Under the plan as laid out in the Times, the Ministry of Defence would still buy the two planned new carriers, to be dubbed HMS Queen Elizabeth and Prince of Wales. However the Prince of Wales would not be operated as a strike carrier with a force of jets; instead she would be a "commando carrier", a floating forward-mounting airbase full of marines, helicopters and drones. This would mean no need to replace HMS Ocean, the navy's current helicopters'n'marines ship - which would, according to the Thunderer, cost £600m in the 20-teens. (That seems pretty steep as Ocean herself only cost £150m in the mid '90s).
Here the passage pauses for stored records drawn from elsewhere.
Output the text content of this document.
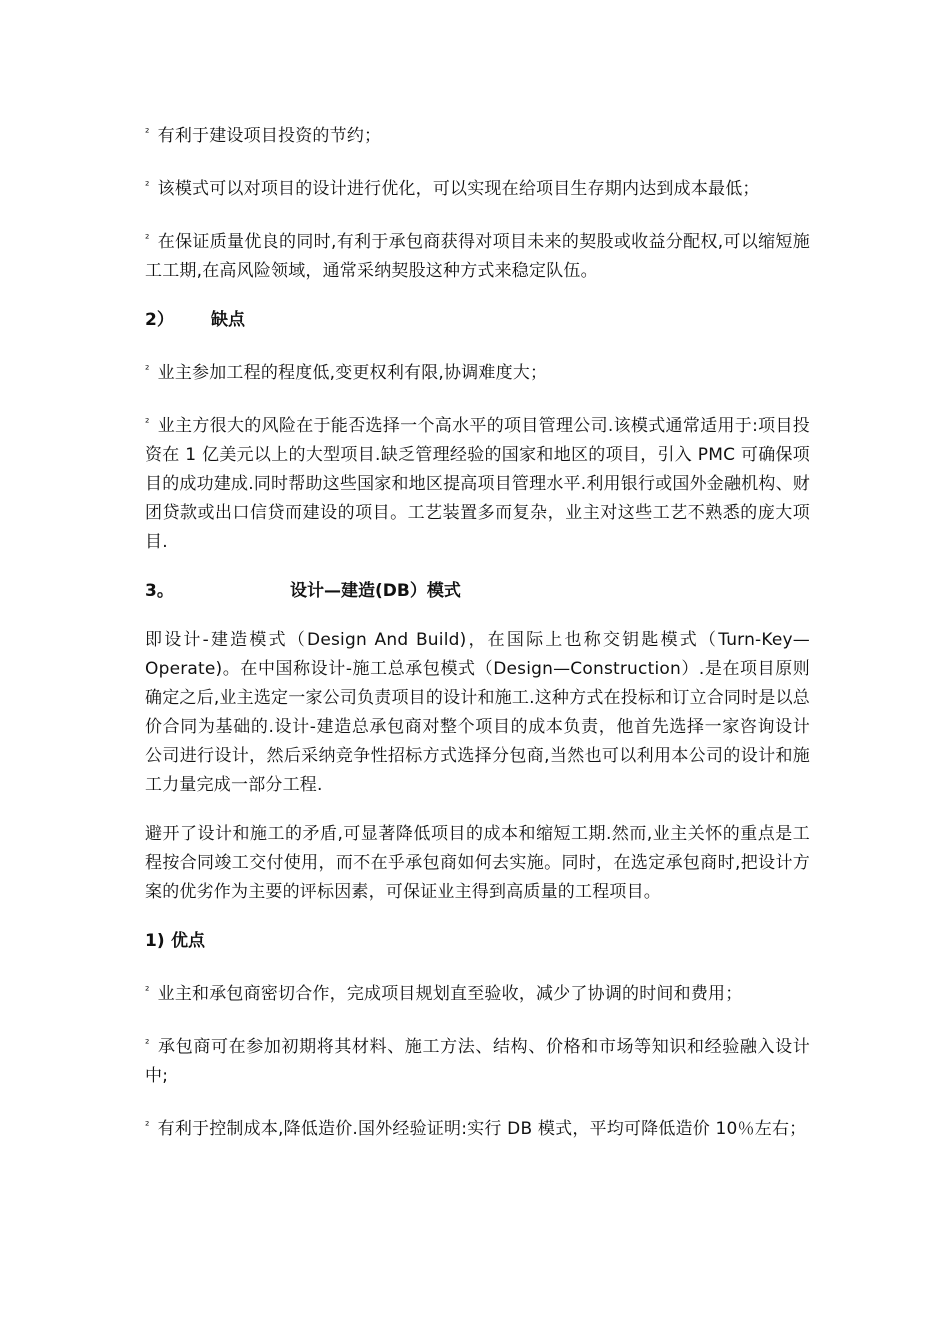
$^{^2}$ 有利于建设项目投资的节约；

$^{^2}$ 该模式可以对项目的设计进行优化，可以实现在给项目生存期内达到成本最低；

$^{^2}$ 在保证质量优良的同时,有利于承包商获得对项目未来的契股或收益分配权,可以缩短施工工期,在高风险领域，通常采纳契股这种方式来稳定队伍。

2） 缺点

$^{^2}$ 业主参加工程的程度低,变更权利有限,协调难度大；

$^{^2}$ 业主方很大的风险在于能否选择一个高水平的项目管理公司.该模式通常适用于:项目投资在 1 亿美元以上的大型项目.缺乏管理经验的国家和地区的项目，引入 PMC 可确保项目的成功建成.同时帮助这些国家和地区提高项目管理水平.利用银行或国外金融机构、财团贷款或出口信贷而建设的项目。工艺装置多而复杂，业主对这些工艺不熟悉的庞大项目.

3。	设计—建造(DB）模式

即设计-建造模式（Design And Build)，在国际上也称交钥匙模式（Turn-Key—Operate)。在中国称设计-施工总承包模式（Design—Construction）.是在项目原则确定之后,业主选定一家公司负责项目的设计和施工.这种方式在投标和订立合同时是以总价合同为基础的.设计-建造总承包商对整个项目的成本负责，他首先选择一家咨询设计公司进行设计，然后采纳竞争性招标方式选择分包商,当然也可以利用本公司的设计和施工力量完成一部分工程.

避开了设计和施工的矛盾,可显著降低项目的成本和缩短工期.然而,业主关怀的重点是工程按合同竣工交付使用，而不在乎承包商如何去实施。同时，在选定承包商时,把设计方案的优劣作为主要的评标因素，可保证业主得到高质量的工程项目。

1) 优点

$^{^2}$ 业主和承包商密切合作，完成项目规划直至验收，减少了协调的时间和费用；

$^{^2}$ 承包商可在参加初期将其材料、施工方法、结构、价格和市场等知识和经验融入设计中;

$^{^2}$ 有利于控制成本,降低造价.国外经验证明:实行 DB 模式，平均可降低造价 10％左右；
The Times quotes an unnamed senior naval officer as saying:
We always knew that the real cost of the carrier project is the JSF fleet to go on them. It would cost us at least £12 billion if we bought all the aircraft we originally asked for. We are waking up to the fact that all those planes are unaffordable. More than half of the £5 billion contracts to build the two new carriers have been contracted, so it is too late to get out of building the ships. This way at least we are covered when Ocean goes out of service.
It has long been known that the RAF doesn't want to replace its own Harrier force - it would rather spend that money upgrading as many of its Eurofighter Typhoons as it can. The horrifyingly expensive Typhoon was designed as a pure air-to-air fighter, and at the moment it mostly still is - though a few RAF ones have been given an "austere" bombing capability.
The RAF would like to rebuild and re-equip as many of its largely irrelevant Typhoons as possible, giving them such things as trendy electronically-scanned radars and air-launched cruise missiles of various sorts. This would, perhaps, enable the Typhoon force to tackle tough enemy air-defence networks of the sort possessed by nations such as Iran and Russia. As the Eurofighter offers no stealth, such attacks would be unsubtle - missile batteries and radars would have to be bombed out of the way before any actual targets could be attacked - but such a battle, now that carpet bombing is out of fashion and nuclear warheads go by rocket, is what airforce people live for and dream of. And indeed, the Times' source apparently says that the RAF would move to an all-Typhoon jet force under the new plan.
The Royal Navy has long felt that it would be unable to buy two carrier groups' worth of jumpjets from its own resources. If the RAF won't buy any, there would be little point in having one carrier always good to go: a total force of 50 planes would be unable to keep a strike group operational continuously. Hence the "commando carrier" scheme. It all makes sense.